It depends on what you want. If you want maximum attenuation you add the dextrose after the fermentation has competed as the yeast may not eat the more difficult sugars for them to digest if they have access to a very simple sugar. I'm not sure you would be able to tell the difference though.
 
I started thinking and also wondered: considering that the dextrose is added at or near the end of primary fermentation, will the yeast still be active or will they still have the ability to convert the dextrose when added at that stage? I'm guessing that addition of dextrose at this stage is what gives some imperial IPAs a sweet type flavor, for example Flying Dog's Truth Imperial IPA. I'm also assuming that transfer to secondary will also transfer some of this yeast as well to continue this reaction.
 
Yeast will still ferment the sugar at the end of fermentation. No need to do a secondary.
Dextrose isn't needed- you can use simple table sugar too. Both will boost alcohol and are roughly 100% fermentable.

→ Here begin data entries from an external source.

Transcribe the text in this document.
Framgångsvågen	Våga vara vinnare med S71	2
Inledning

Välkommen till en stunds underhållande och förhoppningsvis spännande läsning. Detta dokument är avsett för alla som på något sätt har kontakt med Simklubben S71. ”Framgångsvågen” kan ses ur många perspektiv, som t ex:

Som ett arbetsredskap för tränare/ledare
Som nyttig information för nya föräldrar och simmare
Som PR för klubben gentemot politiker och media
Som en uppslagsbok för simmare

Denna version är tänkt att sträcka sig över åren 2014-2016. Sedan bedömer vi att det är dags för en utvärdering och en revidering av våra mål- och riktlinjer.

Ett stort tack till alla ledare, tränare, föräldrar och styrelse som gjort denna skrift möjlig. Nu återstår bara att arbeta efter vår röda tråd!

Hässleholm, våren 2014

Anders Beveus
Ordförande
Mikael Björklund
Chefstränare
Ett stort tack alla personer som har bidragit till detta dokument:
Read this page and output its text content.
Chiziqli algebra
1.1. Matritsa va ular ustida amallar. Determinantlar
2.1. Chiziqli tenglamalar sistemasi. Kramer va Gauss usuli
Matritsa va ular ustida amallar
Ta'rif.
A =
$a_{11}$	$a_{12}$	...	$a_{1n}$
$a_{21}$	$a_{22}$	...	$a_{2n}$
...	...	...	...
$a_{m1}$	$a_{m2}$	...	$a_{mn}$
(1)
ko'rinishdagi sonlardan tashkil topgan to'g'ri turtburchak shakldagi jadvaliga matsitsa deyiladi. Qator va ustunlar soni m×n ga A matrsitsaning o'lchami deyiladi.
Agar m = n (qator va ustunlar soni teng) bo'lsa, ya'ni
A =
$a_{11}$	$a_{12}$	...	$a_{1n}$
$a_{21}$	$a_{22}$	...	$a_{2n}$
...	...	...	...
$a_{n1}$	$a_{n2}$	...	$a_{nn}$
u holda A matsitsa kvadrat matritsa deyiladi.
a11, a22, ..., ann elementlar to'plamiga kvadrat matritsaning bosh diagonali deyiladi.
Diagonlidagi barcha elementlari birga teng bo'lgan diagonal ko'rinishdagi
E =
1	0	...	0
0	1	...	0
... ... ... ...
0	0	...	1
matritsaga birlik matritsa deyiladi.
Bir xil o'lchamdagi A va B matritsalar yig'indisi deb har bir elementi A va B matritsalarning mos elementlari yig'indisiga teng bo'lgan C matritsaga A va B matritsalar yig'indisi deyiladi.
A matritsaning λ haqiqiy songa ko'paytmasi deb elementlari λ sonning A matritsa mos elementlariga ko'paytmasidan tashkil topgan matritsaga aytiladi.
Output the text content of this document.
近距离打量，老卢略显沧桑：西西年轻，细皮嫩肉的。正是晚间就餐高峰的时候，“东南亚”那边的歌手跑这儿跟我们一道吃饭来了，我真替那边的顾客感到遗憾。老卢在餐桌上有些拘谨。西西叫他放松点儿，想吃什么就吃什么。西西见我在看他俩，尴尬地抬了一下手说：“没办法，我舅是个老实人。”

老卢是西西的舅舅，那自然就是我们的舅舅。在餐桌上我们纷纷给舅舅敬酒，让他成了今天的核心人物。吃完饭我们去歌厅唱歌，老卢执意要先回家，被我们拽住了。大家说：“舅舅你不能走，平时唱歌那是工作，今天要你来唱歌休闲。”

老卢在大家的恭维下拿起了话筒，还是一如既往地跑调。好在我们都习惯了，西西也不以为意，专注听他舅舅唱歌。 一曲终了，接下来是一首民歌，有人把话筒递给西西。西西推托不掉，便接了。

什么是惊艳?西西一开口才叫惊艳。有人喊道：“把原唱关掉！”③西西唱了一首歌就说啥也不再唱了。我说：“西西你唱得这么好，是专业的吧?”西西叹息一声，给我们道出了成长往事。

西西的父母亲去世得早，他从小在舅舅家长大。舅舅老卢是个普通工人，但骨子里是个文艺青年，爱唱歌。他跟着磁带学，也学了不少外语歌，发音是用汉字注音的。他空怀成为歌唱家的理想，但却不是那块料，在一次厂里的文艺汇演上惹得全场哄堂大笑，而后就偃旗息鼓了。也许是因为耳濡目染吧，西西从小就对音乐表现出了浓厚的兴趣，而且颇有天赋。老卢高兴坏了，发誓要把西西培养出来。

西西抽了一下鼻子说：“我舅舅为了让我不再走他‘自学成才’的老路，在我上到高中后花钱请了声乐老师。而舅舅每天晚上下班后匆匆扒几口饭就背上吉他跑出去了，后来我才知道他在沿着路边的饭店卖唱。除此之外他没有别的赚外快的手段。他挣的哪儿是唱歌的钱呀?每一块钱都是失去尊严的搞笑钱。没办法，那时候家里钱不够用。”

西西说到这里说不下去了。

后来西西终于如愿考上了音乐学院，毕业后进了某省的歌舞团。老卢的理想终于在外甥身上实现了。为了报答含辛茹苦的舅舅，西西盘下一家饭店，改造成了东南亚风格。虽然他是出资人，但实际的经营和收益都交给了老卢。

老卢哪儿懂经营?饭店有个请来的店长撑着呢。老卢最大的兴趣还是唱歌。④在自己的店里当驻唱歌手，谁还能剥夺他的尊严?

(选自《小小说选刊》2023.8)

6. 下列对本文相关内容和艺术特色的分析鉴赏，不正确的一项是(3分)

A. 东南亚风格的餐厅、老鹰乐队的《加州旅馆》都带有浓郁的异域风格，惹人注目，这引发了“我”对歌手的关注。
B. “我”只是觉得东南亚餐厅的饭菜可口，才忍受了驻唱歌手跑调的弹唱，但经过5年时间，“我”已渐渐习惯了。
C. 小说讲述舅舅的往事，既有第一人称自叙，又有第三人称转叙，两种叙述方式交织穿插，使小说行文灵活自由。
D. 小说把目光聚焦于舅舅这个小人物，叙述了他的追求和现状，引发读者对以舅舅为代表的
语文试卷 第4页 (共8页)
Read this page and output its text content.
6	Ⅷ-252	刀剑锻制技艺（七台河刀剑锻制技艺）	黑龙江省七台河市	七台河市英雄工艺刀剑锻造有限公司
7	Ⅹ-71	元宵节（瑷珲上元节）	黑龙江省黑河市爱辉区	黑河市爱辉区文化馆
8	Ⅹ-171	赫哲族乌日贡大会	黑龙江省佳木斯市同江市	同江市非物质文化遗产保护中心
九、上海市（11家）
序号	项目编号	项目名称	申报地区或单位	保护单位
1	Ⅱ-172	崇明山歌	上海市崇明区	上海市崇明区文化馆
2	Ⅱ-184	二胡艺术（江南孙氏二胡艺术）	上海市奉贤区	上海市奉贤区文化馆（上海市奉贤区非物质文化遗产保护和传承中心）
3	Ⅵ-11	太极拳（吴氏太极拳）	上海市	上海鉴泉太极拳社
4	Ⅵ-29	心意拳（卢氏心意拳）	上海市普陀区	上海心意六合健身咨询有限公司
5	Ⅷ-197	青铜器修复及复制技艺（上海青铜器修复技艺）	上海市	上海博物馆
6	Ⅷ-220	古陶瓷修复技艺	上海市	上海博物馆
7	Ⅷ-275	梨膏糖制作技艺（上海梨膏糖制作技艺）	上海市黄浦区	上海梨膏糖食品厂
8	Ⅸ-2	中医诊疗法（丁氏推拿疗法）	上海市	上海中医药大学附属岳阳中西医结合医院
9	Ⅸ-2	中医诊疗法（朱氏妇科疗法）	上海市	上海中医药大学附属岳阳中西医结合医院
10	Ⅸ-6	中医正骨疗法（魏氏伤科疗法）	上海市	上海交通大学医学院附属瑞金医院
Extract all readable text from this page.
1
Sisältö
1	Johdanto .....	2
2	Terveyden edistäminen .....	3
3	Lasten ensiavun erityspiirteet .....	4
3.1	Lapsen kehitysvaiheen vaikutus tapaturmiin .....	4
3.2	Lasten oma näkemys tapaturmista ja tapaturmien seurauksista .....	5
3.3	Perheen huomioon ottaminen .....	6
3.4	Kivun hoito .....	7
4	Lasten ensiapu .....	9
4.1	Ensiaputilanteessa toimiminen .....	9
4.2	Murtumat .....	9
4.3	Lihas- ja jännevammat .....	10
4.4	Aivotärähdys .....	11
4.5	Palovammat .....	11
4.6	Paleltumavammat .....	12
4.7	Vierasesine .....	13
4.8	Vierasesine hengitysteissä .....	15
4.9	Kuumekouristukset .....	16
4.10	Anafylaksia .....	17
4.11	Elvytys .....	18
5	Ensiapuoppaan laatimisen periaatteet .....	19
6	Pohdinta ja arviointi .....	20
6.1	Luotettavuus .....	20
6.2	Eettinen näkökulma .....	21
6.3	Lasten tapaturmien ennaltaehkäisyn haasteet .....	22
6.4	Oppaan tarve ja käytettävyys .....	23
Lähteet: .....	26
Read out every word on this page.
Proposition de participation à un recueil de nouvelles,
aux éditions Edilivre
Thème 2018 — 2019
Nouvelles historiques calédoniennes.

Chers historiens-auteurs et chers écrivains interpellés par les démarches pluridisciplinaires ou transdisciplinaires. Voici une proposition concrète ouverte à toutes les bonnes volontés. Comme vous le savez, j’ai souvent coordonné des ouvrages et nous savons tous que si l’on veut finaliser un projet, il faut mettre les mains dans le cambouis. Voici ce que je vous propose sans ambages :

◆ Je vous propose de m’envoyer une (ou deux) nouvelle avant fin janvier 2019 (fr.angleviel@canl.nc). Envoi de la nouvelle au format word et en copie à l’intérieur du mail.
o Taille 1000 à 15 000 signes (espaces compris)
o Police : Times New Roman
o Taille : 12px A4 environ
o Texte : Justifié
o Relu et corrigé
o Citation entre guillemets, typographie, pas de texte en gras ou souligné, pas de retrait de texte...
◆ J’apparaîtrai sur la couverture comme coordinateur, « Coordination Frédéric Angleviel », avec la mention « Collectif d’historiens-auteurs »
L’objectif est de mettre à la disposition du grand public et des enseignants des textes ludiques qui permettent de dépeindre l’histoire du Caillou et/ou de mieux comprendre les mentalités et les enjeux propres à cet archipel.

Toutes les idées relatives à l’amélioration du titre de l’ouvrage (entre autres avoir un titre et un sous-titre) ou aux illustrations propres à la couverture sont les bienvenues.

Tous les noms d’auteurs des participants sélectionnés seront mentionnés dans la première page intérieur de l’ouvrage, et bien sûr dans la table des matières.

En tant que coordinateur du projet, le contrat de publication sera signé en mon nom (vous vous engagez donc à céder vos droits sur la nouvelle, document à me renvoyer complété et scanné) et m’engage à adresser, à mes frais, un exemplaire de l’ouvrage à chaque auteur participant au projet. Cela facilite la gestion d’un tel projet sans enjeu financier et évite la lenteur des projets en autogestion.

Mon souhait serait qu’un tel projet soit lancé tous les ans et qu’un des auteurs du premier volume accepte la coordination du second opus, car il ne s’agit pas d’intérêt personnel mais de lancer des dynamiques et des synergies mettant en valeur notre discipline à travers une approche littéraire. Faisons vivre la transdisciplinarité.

The sweetness in a lot of imperial IPAs is higher final gravity due to either incomplete attenuation with the mash bill, or lack of using simple sugars to boost alcohol with a larger amount of malt being attenuated to ~75%ish.
I hope this turns out for you.
 
I appreciate your advice; i see what you mean about no secondary needed. I have to dry hop it for 14 days, I suppose that can also be done in the primary? It sure would reduce risk of contamination if no transfer was needed. I am looking forward to seeing how this tastes in the end.